Emmanuel Macron en colère après la sortie d’un livre explosif
Un livre publié début 2026 aurait mis Emmanuel Macron dans une colère noire. Non pour ce qu’il dit, mais pour qui l’a écrit.
La fin du second mandat approche, et déjà les récits du pouvoir se multiplient. Début janvier 2026, un livre consacré aux huit années de présidence d’Emmanuel Macron est venu raviver les tensions autour du chef de l’État.

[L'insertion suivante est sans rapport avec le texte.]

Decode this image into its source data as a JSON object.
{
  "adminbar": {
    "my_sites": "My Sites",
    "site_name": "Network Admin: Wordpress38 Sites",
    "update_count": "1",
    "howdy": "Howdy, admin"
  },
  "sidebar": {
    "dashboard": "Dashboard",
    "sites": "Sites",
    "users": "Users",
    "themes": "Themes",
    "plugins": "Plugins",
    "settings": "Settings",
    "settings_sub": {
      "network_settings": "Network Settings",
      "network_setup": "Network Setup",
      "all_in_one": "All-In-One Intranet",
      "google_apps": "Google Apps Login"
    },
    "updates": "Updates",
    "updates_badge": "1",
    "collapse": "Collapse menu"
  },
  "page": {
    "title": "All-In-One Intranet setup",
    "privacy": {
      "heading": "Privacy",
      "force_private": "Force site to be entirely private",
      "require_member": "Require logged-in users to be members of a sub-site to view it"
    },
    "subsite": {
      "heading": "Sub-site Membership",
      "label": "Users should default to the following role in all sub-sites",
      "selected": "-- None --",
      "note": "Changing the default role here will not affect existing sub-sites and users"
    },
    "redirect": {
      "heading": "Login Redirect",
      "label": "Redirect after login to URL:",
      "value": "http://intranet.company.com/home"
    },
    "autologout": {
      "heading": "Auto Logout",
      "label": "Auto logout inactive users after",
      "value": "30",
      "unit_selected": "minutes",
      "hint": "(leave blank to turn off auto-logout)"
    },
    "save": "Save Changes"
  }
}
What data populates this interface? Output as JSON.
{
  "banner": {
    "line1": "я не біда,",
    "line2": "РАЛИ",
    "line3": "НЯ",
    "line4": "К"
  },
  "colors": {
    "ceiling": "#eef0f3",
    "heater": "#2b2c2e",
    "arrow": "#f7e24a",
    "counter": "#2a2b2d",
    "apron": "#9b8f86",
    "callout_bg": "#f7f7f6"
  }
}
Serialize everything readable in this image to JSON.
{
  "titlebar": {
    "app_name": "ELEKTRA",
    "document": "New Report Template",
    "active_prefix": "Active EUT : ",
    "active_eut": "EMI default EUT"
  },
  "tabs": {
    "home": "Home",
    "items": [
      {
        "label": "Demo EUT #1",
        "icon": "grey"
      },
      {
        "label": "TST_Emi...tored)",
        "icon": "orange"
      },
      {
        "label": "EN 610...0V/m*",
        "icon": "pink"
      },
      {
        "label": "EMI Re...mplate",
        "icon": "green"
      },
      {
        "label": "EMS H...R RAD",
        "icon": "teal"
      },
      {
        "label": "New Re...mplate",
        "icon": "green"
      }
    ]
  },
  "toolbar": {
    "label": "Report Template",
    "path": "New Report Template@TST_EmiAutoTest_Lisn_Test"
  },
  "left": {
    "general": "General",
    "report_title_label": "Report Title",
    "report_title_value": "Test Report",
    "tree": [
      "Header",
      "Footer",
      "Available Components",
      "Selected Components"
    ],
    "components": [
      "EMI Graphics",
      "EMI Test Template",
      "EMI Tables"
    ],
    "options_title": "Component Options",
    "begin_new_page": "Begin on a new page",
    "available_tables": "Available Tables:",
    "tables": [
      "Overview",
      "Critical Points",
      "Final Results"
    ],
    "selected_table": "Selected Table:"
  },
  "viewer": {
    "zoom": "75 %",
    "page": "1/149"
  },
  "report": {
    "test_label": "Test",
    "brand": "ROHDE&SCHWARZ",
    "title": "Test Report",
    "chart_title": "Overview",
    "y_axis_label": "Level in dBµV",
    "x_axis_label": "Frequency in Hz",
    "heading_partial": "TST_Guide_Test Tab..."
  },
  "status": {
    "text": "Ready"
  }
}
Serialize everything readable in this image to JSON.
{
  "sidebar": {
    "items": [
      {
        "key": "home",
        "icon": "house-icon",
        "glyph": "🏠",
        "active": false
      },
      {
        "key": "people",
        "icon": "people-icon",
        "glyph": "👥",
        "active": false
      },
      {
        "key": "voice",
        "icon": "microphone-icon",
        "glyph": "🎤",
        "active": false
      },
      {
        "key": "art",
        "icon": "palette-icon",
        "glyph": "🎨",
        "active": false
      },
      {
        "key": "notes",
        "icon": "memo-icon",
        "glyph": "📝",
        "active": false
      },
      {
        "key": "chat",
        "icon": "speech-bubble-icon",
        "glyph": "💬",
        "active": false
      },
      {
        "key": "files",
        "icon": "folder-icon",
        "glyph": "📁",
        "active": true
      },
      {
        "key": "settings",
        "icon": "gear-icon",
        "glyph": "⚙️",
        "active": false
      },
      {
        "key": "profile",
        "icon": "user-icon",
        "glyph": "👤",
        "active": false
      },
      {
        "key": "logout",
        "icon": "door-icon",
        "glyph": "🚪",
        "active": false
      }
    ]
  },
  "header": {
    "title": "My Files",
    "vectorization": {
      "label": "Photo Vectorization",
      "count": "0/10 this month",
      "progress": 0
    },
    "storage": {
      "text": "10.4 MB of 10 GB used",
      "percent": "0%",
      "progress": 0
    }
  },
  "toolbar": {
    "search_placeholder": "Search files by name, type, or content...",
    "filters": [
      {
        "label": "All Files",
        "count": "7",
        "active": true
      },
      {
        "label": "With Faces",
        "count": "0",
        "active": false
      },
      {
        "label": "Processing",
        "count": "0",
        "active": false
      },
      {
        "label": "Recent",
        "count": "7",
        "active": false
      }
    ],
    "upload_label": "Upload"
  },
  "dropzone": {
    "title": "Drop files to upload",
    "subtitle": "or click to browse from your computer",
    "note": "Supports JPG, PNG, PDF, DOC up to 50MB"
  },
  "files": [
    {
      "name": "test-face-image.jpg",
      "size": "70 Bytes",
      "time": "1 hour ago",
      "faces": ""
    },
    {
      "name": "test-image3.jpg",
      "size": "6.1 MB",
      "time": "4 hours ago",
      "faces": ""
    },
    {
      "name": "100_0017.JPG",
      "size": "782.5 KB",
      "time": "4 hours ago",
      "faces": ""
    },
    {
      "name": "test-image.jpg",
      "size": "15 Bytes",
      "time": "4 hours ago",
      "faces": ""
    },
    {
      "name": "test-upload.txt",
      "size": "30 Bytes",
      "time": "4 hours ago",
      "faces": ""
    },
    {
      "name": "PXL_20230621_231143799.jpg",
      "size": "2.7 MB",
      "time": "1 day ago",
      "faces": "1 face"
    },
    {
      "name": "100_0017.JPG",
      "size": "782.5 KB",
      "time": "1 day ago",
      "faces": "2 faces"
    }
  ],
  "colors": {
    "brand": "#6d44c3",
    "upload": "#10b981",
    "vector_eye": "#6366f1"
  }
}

L’ouvrage, publié le 7 janvier, dresse un portrait sévère du président et de son entourage. Il décrit une atmosphère de cour, des relations de pouvoir délétères, et une trajectoire présentée comme une occasion manquée. Une critique dure, mais pas inédite pour un président qui a souvent été la cible d’analyses sans concession.
Pourtant, selon des informations révélées début février 2026, ce n’est pas tant le contenu qui aurait mis Emmanuel Macron hors de lui. La colère serait venue d’ailleurs. Des auteurs eux-mêmes.
Les journalistes Nicolas Domenach et Maurice Szafran, longtemps considérés comme proches du pouvoir Macronien, signent ce livre sans rappeler, selon l’entourage présidentiel, leur implication passée dans les cercles du chef de l’État.
Dans l’intimité du pouvoir, le mot est lâché. Trahison. Emmanuel Macron aurait très mal vécu cette prise de distance publique, estimant que ceux qui décrivent aujourd’hui la cour de l’Élysée en ont eux-mêmes fait partie. Une critique jugée hypocrite, presque personnelle.

Ce ressentiment s’inscrit dans un climat de fin de règne tendu. Ces dernières semaines, le président a fait parler de lui pour des raisons parfois inattendues, entre un problème de santé à l’œil qui l’a contraint à porter des lunettes de soleil, et un discours économique à Davos devenu viral sur les réseaux sociaux.
Mais au-delà des images et des mèmes, c’est bien le bilan politique qui s’invite désormais dans le débat public. Et avec lui, les règlements de comptes.
Car Emmanuel Macron n’est pas seulement critiqué par des observateurs ou des journalistes. Son prédécesseur, François Hollande, n’a jamais dissimulé son amertume. Celui qui l’avait nommé ministre de l’Économie en 2014 estime toujours avoir été trompé par celui qui lui avait assuré ne pas se présenter à l’élection présidentielle de 2017.
Des années plus tard, les mots restent durs. L’ancien président parle d’un homme égocentrique, d’un rapport théâtral au pouvoir, et d’une solitude au sommet. Des critiques personnelles, profondes, qui témoignent d’une fracture jamais refermée.
À mesure que la page Macronienne se tourne, les récits s’entrechoquent. Les anciens alliés deviennent narrateurs, les proches se transforment en témoins, et le chef de l’État découvre que l’histoire de son pouvoir ne lui appartient déjà plus tout à fait.